Le Parti radical s’interroge sur la responsabilité de François Rebsamen dans la défaillance de Dexia

Le parti radical de Côte-d’Or réagit suite aux révélations de la Cour des comptes sur le dossier : “Certaines questions doivent-être posées sur la présence de au sein du Conseil d’administration en 2007 et 2008”.

Pour en savoir plus, lire le communiqué de presse ci-dessous.

“François Rebsamen, ancien administrateur de Dexia – Quelle responsabilité dans les défaillances de la banque ?

La cour des comptes vient de publier hier un rapport édifiant sur la banque Dexia, ex-banque des collectivités locales.

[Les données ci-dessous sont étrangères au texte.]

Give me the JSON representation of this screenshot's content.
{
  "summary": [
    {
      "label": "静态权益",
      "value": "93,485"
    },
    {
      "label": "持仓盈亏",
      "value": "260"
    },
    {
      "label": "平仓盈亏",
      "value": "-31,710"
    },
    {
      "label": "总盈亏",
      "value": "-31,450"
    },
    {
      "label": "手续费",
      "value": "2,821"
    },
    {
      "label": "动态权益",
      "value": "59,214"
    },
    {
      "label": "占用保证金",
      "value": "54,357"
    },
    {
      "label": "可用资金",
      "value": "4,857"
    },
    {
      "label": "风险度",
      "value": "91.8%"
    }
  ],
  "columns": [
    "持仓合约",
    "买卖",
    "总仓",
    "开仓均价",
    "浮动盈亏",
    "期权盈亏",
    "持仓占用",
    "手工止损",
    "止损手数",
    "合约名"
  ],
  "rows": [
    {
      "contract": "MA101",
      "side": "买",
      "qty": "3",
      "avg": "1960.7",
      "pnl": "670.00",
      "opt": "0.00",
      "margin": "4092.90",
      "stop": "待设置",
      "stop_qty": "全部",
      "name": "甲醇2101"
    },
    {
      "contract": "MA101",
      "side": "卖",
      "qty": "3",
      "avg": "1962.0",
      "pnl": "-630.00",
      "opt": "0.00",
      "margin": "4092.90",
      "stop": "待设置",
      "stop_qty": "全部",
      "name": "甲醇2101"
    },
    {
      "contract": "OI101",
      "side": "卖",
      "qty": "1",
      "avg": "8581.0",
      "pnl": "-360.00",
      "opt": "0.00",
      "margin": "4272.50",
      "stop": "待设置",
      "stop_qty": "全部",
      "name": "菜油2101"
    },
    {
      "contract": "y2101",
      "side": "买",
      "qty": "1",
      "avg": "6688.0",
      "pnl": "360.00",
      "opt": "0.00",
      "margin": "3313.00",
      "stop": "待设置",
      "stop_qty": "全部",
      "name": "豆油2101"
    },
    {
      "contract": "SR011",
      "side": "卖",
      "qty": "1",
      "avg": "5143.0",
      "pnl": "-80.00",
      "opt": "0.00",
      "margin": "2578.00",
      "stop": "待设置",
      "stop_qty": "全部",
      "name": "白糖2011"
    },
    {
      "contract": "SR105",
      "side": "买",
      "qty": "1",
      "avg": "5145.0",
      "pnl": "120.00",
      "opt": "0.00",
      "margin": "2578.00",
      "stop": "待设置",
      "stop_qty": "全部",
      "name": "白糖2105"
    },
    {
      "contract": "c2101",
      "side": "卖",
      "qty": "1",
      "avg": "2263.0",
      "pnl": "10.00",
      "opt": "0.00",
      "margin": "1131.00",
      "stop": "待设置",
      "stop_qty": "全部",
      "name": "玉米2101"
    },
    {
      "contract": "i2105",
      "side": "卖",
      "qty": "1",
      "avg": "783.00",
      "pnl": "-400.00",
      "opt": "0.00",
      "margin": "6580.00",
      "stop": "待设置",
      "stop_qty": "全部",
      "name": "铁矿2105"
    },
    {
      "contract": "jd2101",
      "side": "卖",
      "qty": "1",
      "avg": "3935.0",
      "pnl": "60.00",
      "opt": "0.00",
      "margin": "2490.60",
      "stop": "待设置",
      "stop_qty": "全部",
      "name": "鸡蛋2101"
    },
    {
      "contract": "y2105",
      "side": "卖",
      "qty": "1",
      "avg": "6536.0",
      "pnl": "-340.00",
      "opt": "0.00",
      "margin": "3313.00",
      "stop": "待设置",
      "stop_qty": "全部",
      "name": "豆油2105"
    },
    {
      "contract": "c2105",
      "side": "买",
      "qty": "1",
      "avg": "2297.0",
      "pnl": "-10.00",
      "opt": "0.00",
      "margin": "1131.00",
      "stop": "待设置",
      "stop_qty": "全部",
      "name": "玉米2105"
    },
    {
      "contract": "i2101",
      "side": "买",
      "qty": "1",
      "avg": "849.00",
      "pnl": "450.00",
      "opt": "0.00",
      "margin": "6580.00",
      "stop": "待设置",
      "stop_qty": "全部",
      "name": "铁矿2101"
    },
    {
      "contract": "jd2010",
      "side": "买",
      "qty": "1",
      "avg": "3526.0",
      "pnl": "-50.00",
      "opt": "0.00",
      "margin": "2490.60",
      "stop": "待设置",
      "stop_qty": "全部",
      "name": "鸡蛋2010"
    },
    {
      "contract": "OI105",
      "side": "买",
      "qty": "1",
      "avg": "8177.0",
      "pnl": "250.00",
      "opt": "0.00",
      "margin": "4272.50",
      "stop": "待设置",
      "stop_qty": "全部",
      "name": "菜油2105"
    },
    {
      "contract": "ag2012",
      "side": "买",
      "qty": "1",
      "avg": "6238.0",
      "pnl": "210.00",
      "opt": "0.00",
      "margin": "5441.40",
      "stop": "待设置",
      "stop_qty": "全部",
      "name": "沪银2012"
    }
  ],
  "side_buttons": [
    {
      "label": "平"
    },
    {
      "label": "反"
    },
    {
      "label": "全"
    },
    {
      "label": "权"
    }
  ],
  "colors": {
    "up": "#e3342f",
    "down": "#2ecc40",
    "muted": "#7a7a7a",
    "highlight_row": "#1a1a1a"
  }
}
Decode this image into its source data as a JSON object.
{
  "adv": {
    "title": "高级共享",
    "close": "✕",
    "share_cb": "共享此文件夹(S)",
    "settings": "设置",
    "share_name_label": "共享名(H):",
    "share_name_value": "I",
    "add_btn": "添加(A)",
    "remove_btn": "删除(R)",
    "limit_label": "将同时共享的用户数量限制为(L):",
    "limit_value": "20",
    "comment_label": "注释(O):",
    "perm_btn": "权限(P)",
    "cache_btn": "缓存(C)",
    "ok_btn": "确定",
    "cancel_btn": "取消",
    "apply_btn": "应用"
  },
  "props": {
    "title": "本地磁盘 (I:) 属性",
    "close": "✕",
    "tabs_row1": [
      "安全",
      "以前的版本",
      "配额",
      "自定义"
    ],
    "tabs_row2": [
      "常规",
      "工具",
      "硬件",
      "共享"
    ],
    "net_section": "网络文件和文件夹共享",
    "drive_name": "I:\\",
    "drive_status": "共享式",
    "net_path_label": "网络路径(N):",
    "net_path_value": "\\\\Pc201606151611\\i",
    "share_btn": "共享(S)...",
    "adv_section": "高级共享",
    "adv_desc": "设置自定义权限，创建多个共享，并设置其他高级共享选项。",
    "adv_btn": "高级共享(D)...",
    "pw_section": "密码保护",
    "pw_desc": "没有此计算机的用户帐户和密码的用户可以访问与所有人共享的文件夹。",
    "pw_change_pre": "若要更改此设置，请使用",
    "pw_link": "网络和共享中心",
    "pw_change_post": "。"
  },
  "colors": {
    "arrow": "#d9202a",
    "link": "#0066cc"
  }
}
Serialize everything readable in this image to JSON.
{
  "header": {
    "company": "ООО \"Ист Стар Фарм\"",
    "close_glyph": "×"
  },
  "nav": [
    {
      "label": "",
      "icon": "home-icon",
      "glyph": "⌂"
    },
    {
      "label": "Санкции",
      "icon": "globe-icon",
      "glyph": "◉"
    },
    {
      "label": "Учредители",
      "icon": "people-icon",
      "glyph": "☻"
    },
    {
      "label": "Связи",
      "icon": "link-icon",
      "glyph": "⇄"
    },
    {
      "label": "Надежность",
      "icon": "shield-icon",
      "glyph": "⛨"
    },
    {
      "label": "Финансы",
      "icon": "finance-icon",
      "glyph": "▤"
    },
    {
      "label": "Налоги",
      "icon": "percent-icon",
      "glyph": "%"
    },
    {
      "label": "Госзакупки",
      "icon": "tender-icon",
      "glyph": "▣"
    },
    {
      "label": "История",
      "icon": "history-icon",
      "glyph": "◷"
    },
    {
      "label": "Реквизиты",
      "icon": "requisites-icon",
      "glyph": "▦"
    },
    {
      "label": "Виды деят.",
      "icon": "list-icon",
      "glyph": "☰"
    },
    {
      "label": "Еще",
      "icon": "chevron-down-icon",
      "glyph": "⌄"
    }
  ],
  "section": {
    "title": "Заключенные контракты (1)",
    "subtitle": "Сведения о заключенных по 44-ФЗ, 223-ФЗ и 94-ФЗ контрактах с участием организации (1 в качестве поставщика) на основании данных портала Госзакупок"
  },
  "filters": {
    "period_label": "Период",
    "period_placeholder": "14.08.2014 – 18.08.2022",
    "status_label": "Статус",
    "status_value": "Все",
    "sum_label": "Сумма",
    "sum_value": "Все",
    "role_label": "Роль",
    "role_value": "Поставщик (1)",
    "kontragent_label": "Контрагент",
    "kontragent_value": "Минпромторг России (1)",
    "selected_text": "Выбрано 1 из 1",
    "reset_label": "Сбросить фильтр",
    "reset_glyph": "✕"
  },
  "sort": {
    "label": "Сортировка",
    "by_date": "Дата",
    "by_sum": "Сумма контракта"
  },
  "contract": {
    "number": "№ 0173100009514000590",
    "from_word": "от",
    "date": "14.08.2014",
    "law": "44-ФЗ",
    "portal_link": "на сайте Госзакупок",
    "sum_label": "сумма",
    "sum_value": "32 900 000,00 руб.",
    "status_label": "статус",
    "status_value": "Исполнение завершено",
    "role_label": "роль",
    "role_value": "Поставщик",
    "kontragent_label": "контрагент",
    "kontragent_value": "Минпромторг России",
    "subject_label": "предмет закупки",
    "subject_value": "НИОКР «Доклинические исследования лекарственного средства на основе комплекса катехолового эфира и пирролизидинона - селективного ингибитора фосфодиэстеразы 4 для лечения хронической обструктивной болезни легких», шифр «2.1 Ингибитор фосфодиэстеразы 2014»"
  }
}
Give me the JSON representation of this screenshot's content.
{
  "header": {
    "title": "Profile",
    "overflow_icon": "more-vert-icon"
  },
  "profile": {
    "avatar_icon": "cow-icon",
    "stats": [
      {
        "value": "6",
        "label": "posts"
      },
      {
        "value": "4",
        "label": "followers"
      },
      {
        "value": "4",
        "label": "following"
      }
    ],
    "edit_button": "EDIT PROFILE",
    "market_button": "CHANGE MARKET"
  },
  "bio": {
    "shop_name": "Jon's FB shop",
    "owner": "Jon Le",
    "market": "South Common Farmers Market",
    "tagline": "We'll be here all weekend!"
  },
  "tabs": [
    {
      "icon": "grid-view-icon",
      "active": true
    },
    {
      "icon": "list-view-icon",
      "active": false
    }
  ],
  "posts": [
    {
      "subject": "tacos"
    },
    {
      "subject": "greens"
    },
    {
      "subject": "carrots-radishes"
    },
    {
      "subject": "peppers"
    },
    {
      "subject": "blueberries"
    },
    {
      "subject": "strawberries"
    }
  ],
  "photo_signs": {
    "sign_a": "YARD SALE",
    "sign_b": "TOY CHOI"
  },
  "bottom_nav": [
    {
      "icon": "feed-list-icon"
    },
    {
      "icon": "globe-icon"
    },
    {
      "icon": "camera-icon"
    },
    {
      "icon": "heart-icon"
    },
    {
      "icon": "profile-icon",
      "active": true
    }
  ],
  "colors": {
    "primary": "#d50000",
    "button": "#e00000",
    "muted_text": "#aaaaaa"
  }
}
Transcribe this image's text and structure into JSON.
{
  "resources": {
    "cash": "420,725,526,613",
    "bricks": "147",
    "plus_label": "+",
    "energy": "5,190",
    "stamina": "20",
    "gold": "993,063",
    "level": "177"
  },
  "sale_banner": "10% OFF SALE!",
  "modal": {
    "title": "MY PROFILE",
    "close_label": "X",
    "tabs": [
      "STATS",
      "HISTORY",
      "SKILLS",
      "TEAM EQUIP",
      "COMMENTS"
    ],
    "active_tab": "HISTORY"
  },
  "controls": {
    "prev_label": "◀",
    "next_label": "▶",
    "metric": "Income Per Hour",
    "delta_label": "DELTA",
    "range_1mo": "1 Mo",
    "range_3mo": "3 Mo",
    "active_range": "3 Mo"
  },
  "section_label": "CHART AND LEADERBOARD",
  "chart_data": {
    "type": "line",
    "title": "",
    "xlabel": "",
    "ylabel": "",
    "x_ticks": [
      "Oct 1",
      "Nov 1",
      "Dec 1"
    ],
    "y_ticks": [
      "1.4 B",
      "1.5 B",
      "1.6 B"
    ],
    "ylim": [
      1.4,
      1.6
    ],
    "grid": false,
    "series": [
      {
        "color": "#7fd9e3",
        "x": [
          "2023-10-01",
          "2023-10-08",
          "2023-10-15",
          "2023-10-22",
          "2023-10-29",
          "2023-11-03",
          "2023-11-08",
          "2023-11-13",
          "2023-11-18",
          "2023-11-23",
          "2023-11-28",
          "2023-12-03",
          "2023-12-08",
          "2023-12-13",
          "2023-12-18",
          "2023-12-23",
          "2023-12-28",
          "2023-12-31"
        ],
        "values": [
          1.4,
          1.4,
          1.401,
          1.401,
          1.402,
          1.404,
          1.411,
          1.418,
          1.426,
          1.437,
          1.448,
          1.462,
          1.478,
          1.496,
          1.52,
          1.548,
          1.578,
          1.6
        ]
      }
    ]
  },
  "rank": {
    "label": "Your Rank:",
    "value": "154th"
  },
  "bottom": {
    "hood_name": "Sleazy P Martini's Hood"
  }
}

Comme l’indique la presse aujourd’hui, la débâcle de cette banque a pour l’instant coûté 6,6 milliards d’euros aux contribuables français.

Rappelons que le Sénateur-Maire de Dijon, François Rebsamen, fut l’un des administrateurs de la banque Dexia en 2007 et 2008.

Une participation loin d’être symbolique puisque le Canard Enchaîné révélait que François Rebsamen avait touché 20 000 euros de jetons de présence en 2007. A la suite des révélations de l’hebdomadaire, François Rebsamen d’ailleurs démissionnait, prenant le prétexte du manque de temps pour se consacrer à sa tâche d’administrateur. Aujourd’hui, la Cour des comptes pointe une croissance débridée et aventureuse. On note par exemple que de 2004 à 2007 le bilan de Dexia a cru de 50%, et encore de 8% de 2007 à 2008.

Dans un souci de transparence nous demandons à François Rebsamen :

  • 1) de s’expliquer sur le contenu réel de son travail d’administrateur au sein de la Banque Dexia en 2007 et 2008. La rémunération importante qui lui a été versée au titre des jetons de présence a-t-elle trouvé sa contrepartie dans une activité réelle de contrôle au sein du conseil d’administration ?
  • 2) Comment celui qui s’est présenté comme “un spécialiste du fonctionnement des collectivités locales” pour justifier sa présence au sein de Dexia, a-t-il pu cautionner à l’époque de tels errements ?

La Cour des comptes évoque “la fragilité du modèle , la faiblesse de sa gouvernance et les défaillances de la régulation et de la supervision” pour expliquer “que le groupe n’ait pas survécu aux crises de 2008 et 2011”

François Resbamen en 2007 et 2008 appartenait à ce dispositif de gouvernance et de supervision de la banque Dexia. D’ailleurs la Cour des Comptes préconise de “renforcer les dispositifs de sanctions pénale et pécuniaire, tant pour les dirigeants que pour les membres des conseils d’administration d’institutions financières, pour les cas de prise de risque inconsidérée ayant entraîné des pertes”.